Bütün bu özellikler (bir iş tüm bu özelliklere aynı anda sahip olmayabilir ama ne kadar çoğuna sahipse o kadar ertelenmeye meyillidir), bu işleri yapmanız gerektiği halde yapmamanıza neden olur. Ve bunlardan arta kalan zamanı ise genellikle yapmamanız gerektiği halde yaptığınız şeyler doldurur.

Netflix izlemeye, yazmanız gereken bir raporu bitirmekten çok daha az zihinsel direnç göstermenizin nedeni, Netflix izlemenin eğlenceli, kolay, düzenli (netflixi aç, filmi seç, playa bas) ve zevkli olmasıdır.

Peki yapılması gereken işleri ertelememek için ne yapmalısınız?

Tutkuyla yolunda yürüdüğünüz bir amaç edinin.

İlkel beyninizin aradığı pozitif duygular çok güçlüdür.

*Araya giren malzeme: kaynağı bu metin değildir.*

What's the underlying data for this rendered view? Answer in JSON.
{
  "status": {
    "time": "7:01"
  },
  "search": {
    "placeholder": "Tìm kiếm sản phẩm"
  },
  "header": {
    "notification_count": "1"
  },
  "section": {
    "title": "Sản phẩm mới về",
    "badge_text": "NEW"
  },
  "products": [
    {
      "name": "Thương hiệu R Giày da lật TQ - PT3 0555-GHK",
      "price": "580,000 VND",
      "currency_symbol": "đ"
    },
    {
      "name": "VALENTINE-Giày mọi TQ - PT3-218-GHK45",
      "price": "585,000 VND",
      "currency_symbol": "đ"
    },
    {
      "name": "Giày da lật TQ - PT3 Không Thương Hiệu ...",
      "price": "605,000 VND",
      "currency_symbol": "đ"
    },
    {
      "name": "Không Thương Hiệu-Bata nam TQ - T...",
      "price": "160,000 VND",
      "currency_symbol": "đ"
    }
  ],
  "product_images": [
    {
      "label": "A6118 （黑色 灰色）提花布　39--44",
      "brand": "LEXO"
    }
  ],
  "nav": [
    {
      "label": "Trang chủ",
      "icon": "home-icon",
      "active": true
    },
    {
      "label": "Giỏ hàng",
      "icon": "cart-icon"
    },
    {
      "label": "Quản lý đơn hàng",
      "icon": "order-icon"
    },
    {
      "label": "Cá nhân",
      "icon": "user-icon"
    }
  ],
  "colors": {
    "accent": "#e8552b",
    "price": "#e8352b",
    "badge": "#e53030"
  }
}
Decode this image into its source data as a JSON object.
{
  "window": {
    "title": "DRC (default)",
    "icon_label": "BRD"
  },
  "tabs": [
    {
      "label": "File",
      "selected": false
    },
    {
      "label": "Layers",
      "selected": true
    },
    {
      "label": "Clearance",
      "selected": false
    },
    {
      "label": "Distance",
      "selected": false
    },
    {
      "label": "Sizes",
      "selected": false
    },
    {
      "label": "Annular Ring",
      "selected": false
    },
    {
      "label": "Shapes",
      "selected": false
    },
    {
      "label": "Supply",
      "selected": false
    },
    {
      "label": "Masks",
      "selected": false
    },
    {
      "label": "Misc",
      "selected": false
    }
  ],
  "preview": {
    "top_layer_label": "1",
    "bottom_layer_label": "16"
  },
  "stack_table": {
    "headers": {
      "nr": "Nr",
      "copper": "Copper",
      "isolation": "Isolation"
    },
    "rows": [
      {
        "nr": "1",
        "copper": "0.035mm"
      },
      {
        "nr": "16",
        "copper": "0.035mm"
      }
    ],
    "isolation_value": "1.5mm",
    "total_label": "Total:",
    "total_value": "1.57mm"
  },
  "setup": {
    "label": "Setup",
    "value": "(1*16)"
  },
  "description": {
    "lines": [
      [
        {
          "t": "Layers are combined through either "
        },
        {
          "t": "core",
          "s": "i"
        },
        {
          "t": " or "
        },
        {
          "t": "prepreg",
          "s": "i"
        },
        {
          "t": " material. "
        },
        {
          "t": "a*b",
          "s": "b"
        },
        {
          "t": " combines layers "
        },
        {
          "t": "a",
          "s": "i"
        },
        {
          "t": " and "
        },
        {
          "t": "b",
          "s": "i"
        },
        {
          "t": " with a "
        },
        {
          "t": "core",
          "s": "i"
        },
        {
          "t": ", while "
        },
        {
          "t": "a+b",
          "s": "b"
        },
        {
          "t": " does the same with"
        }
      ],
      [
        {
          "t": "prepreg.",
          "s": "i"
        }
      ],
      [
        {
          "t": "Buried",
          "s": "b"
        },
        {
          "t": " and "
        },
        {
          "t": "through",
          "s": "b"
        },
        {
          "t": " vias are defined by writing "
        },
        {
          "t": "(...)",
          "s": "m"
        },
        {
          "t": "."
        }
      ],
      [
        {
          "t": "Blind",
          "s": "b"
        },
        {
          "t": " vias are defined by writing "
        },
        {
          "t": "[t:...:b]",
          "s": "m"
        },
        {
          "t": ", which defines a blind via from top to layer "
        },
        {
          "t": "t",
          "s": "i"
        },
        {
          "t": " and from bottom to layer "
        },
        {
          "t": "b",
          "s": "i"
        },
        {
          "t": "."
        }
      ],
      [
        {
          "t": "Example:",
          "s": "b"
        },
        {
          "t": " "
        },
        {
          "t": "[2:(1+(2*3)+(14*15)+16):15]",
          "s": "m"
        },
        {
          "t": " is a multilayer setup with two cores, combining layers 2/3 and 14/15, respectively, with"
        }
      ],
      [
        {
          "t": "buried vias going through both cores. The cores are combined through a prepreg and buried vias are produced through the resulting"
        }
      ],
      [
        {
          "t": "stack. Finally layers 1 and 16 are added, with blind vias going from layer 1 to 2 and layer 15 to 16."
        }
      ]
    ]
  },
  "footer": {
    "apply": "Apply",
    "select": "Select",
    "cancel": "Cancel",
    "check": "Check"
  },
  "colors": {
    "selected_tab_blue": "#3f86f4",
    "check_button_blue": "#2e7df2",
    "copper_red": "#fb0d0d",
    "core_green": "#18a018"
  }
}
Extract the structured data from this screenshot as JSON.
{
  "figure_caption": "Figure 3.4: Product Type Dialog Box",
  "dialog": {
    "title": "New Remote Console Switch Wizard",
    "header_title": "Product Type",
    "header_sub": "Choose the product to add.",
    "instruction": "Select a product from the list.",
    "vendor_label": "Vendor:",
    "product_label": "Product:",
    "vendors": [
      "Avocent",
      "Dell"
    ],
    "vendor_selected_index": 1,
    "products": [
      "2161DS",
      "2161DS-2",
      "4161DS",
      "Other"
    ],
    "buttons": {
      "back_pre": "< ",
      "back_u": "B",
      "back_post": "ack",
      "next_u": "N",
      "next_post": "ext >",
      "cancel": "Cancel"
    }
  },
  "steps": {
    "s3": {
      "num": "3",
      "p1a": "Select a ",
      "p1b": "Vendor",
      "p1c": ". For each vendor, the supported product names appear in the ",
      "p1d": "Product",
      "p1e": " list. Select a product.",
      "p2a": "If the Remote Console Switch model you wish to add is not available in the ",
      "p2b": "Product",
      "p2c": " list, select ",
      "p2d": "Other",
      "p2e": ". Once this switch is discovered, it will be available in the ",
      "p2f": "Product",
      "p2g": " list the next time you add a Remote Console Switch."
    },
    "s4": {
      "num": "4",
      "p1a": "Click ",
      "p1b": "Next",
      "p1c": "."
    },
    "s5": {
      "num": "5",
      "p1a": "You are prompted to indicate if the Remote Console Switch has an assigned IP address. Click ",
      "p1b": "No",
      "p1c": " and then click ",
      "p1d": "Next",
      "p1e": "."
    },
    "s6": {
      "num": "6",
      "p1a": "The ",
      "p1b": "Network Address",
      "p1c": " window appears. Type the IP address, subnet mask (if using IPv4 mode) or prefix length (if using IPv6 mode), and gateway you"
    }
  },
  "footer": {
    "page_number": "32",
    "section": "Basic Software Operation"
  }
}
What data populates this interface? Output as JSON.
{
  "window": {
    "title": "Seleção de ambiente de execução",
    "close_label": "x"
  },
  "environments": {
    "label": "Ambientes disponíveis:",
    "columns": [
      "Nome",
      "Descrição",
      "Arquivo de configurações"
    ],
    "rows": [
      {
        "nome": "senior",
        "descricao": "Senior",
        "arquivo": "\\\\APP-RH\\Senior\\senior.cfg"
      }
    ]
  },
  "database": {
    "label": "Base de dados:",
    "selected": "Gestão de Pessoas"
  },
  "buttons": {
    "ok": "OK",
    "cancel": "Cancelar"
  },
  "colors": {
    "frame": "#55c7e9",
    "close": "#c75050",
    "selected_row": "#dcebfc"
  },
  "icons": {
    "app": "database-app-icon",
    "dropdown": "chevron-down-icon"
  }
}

Bu duygularla başa çıkabilmenizin yolu, üst beyninizin aradığı ve daha güçlü pozitif duygular peşinde koşmaktır. Tutkuyla yolunda yürüdüğünüz bir amaç bulmanız, işlerin en önemlilerini ertelemenize engel olacaktır. Merak etmeyin, bir amaçla ilgili güçlü pozitif duygu kimyasalları amaç yolunda yürüdüğünüzde salgılanır, illa amaca ulaştığınız anı beklemeniz gerekmez.

Ertelenen işlere hemen elde edilir ödül ve ceza ekleyin.

Örneğin her ertelenen iş günü için kendinize yarım gün zevk aldığınız bir şeyden uzak kalma cezası verin. Ertelediğiniz iş için harcadığınız her yarım saat için kendinize yarım saat çok zevk aldığınız bir şeyi yapma sözü verin. Ya da bir 10 Lira verin ve onu zevk için harcayın.

Hergün ilk iş olarak ertelenen ya da ertelenmeye meyilli bir işi yapın.

Bu alışkanlığı edinmek zor olacak ama edindiğiniz zaman sıkıcı, zor ve acılı işlerden hemen ve kafanız taze iken kurtulacaksınız.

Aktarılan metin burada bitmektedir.